Но что могло быть безнадежнее, чем привязанность к шейху пустыни, все еще любящему покойную жену?
Саладин сел в постели, откинув простыню.
— Все еще хочешь, чтобы я ушел? — спросил он.
— Да. — Ливви выдавила улыбку. — Способствует стойкости характера.
Ярость и отчаяние терзали Саладина, когда он смотрел в упрямое лицо Ливви. О чем она думает, навязывая свою волю? Она оставит место работы только с его разрешения и ни минутой раньше. Откуда это упрямство? Ливви с самого начала диктовала ему свои правила, не понимая, с кем имеет дело, и рассчитывала, что он будет беспрекословно подчиняться. Пора показать, кто здесь главный.
Надо признать, что, живя во дворце, она доставляла ему удовольствие, а как иначе? Кроме того, Ливви принесла много пользы, вылечив любимого жеребца. Но все рано или поздно заканчивается. Саладин не мог представить, какое будущее ожидало их, пусть даже она ему нравилась. Ее упорное нежелание смириться, признать его статус, подчиниться власти вызывали все большее раздражение.
— Хочешь уехать? — рявкнул он, вставая с постели и подбирая разбросанные одеяния. — Скатертью дорога!

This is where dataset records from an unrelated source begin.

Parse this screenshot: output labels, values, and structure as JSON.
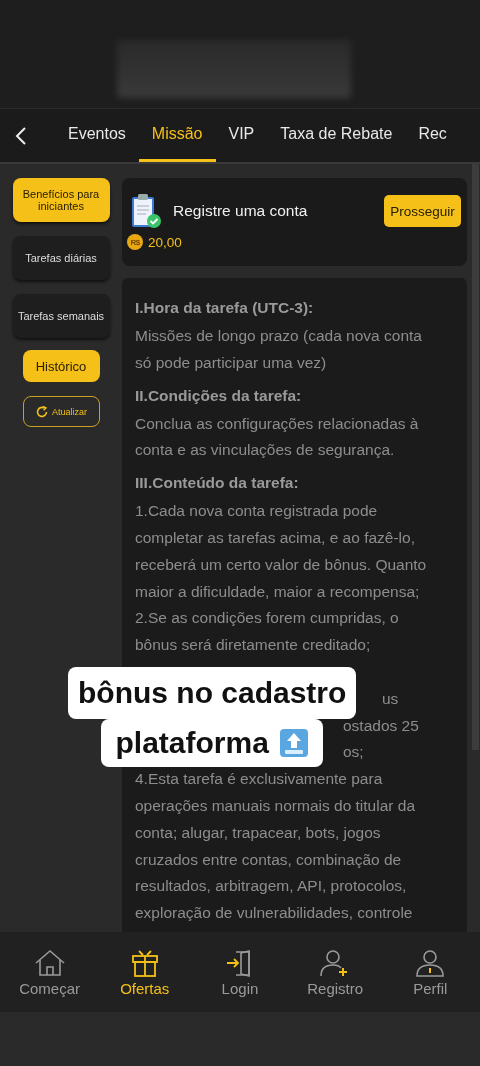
{
  "tabs": [
    {
      "label": "Eventos",
      "selected": false
    },
    {
      "label": "Missão",
      "selected": true
    },
    {
      "label": "VIP",
      "selected": false
    },
    {
      "label": "Taxa de Rebate",
      "selected": false
    },
    {
      "label": "Rec",
      "selected": false
    }
  ],
  "sidebar": {
    "items": [
      {
        "label": "Benefícios para iniciantes",
        "selected": true
      },
      {
        "label": "Tarefas diárias",
        "selected": false
      },
      {
        "label": "Tarefas semanais",
        "selected": false
      }
    ],
    "history_button": "Histórico",
    "refresh_button": "Atualizar"
  },
  "task": {
    "title": "Registre uma conta",
    "button": "Prosseguir",
    "currency": "R$",
    "reward": "20,00"
  },
  "rules": [
    {
      "kind": "heading",
      "text": "I.Hora da tarefa (UTC-3):"
    },
    {
      "kind": "text",
      "text": "Missões de longo prazo (cada nova conta"
    },
    {
      "kind": "text",
      "text": "só pode participar uma vez)"
    },
    {
      "kind": "heading",
      "text": "II.Condições da tarefa:"
    },
    {
      "kind": "text",
      "text": "Conclua as configurações relacionadas à"
    },
    {
      "kind": "text",
      "text": "conta e as vinculações de segurança."
    },
    {
      "kind": "heading",
      "text": "III.Conteúdo da tarefa:"
    },
    {
      "kind": "text",
      "text": "1.Cada nova conta registrada pode"
    },
    {
      "kind": "text",
      "text": "completar as tarefas acima, e ao fazê-lo,"
    },
    {
      "kind": "text",
      "text": "receberá um certo valor de bônus. Quanto"
    },
    {
      "kind": "text",
      "text": "maior a dificuldade, maior a recompensa;"
    },
    {
      "kind": "text",
      "text": "2.Se as condições forem cumpridas, o"
    },
    {
      "kind": "text",
      "text": "bônus será diretamente creditado;"
    },
    {
      "kind": "fragment",
      "text": "us"
    },
    {
      "kind": "fragment",
      "text": "ostados 25"
    },
    {
      "kind": "fragment",
      "text": "os;"
    },
    {
      "kind": "text",
      "text": "4.Esta tarefa é exclusivamente para"
    },
    {
      "kind": "text",
      "text": "operações manuais normais do titular da"
    },
    {
      "kind": "text",
      "text": "conta; alugar, trapacear, bots, jogos"
    },
    {
      "kind": "text",
      "text": "cruzados entre contas, combinação de"
    },
    {
      "kind": "text",
      "text": "resultados, arbitragem, API, protocolos,"
    },
    {
      "kind": "text",
      "text": "exploração de vulnerabilidades, controle"
    }
  ],
  "caption": [
    "bônus no cadastro",
    "plataforma"
  ],
  "bottom_nav": [
    {
      "kind": "home",
      "label": "Começar",
      "selected": false
    },
    {
      "kind": "gift",
      "label": "Ofertas",
      "selected": true
    },
    {
      "kind": "login",
      "label": "Login",
      "selected": false
    },
    {
      "kind": "register",
      "label": "Registro",
      "selected": false
    },
    {
      "kind": "profile",
      "label": "Perfil",
      "selected": false
    }
  ]
}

В глазах Ливви мелькнула тревога.
— Отлично, — сказала она неуверенно.
— Распоряжусь, чтобы завтра тебя отвезли в аэропорт. Чем скорее, тем лучше.
Ливви с тоской наблюдала, как Саладин, натягивая одежду на голое тело устремляется к выходу. Он не хлопнул дверью, хотя явно желал бы сделать это.
Она осталась одна в пустой комнате. Ее охватило отчаяние. В голове крутилась одна мысль: что она наделала?